DIAGNOSTIC SENSITIVITY OF SEGMENTAL SPINAL SEPS
Our patients with L1 compression clearly demonstrated dissociation between normal spinal response after common peroneal nerve stimulation and an abnormal spinal response after tibial nerve stimulation. This finding, which was significantly correlated with reduced ankle reflexes, clearly suggested a dysfunction of the sacral rather than lumbar myelomeres. Conversely, all 10 patients with lesions of the thoracic spine, sparing the L1 vertebra, showed abnormality of common peroneal nerve spinal response. Five of these 10 patients also showed abnormal tibial nerve N24. Moreover, one of the two patients with lesions located above the lumbar enlargement (patient 1) had abnormal spinal responses.

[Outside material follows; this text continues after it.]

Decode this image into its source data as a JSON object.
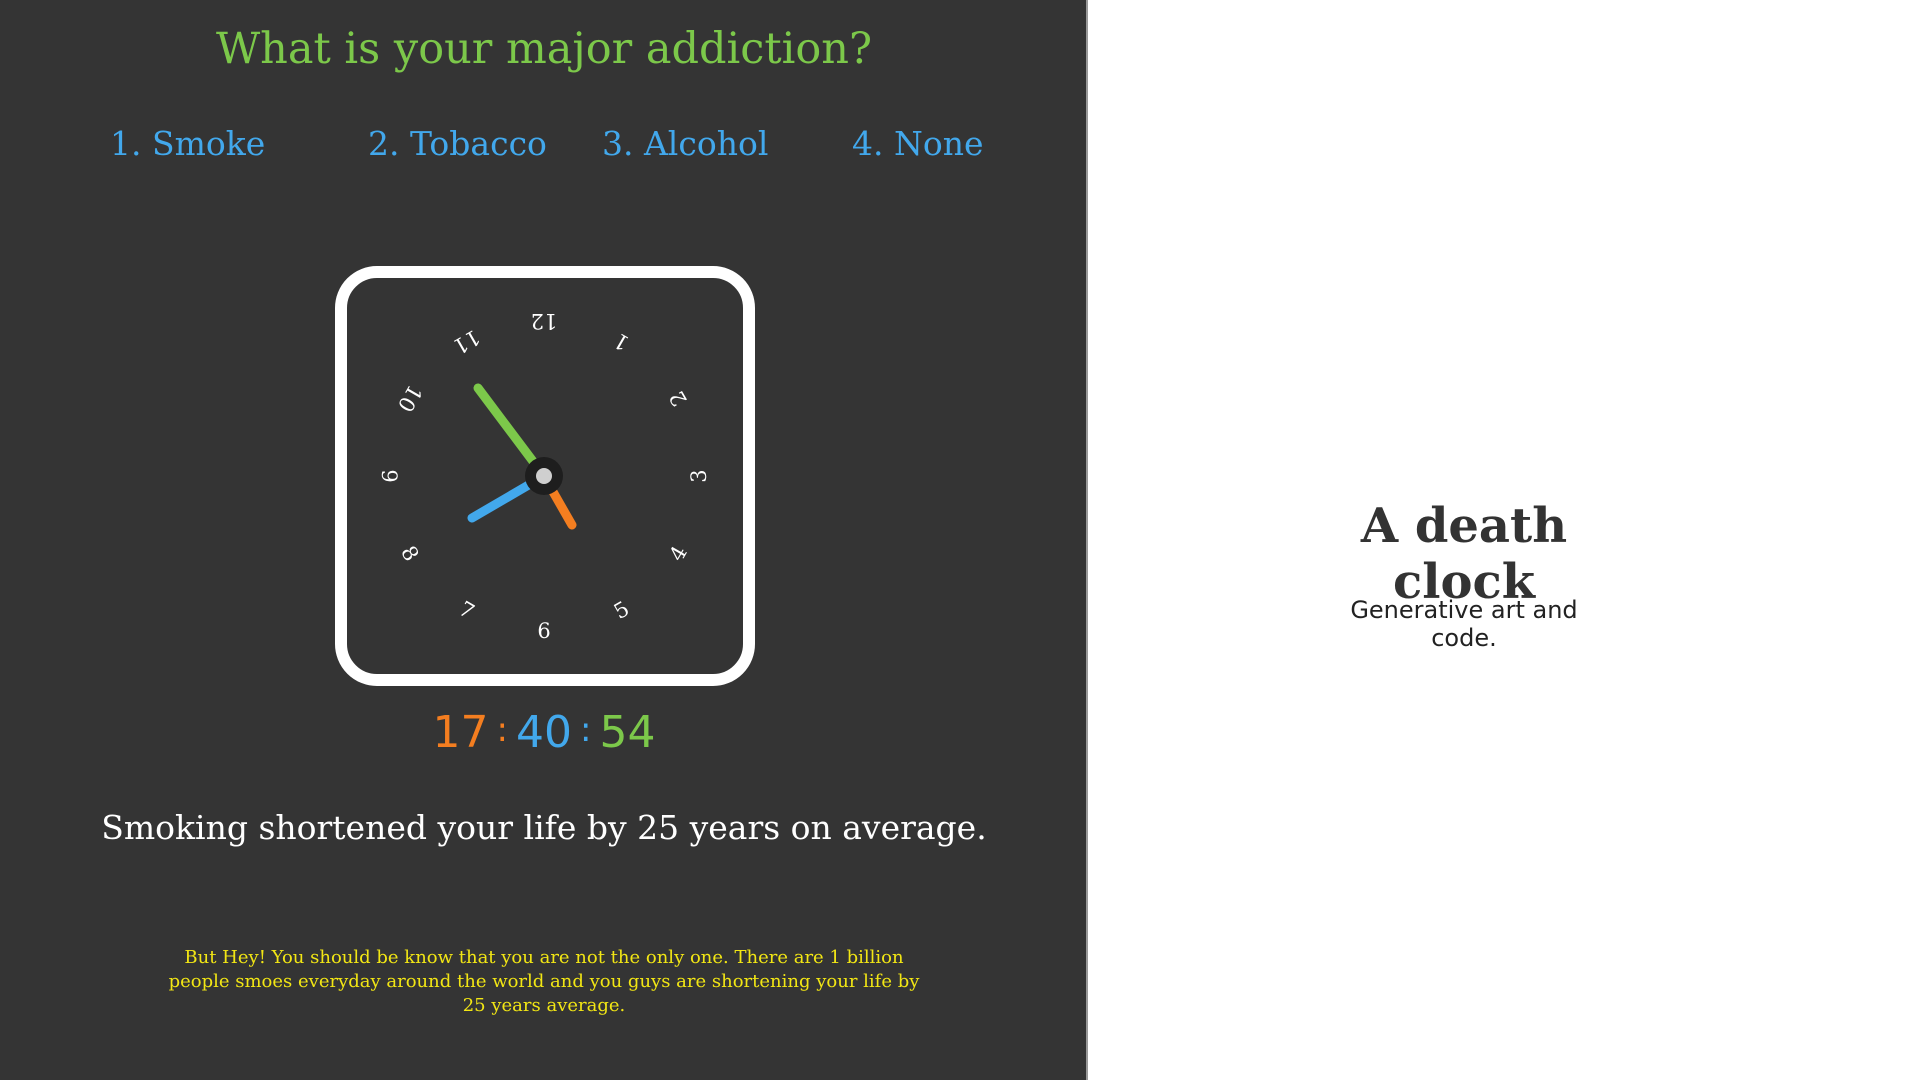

The more probable explanation for this finding is that severe compression of rostral segments can cause degeneration of lower myelomeres.17 Seen in this light, this finding, indicating that the cord dysfunction involves more cord levels than these directly demonstrated by MRI, could be important for both prognosis and management.
In conclusion, our findings suggest that multisegmental recording techniques, although requiring a longer time and greater care, can provide useful information that is not always forthcoming from either clinical examination or standard neurophysiological techniques.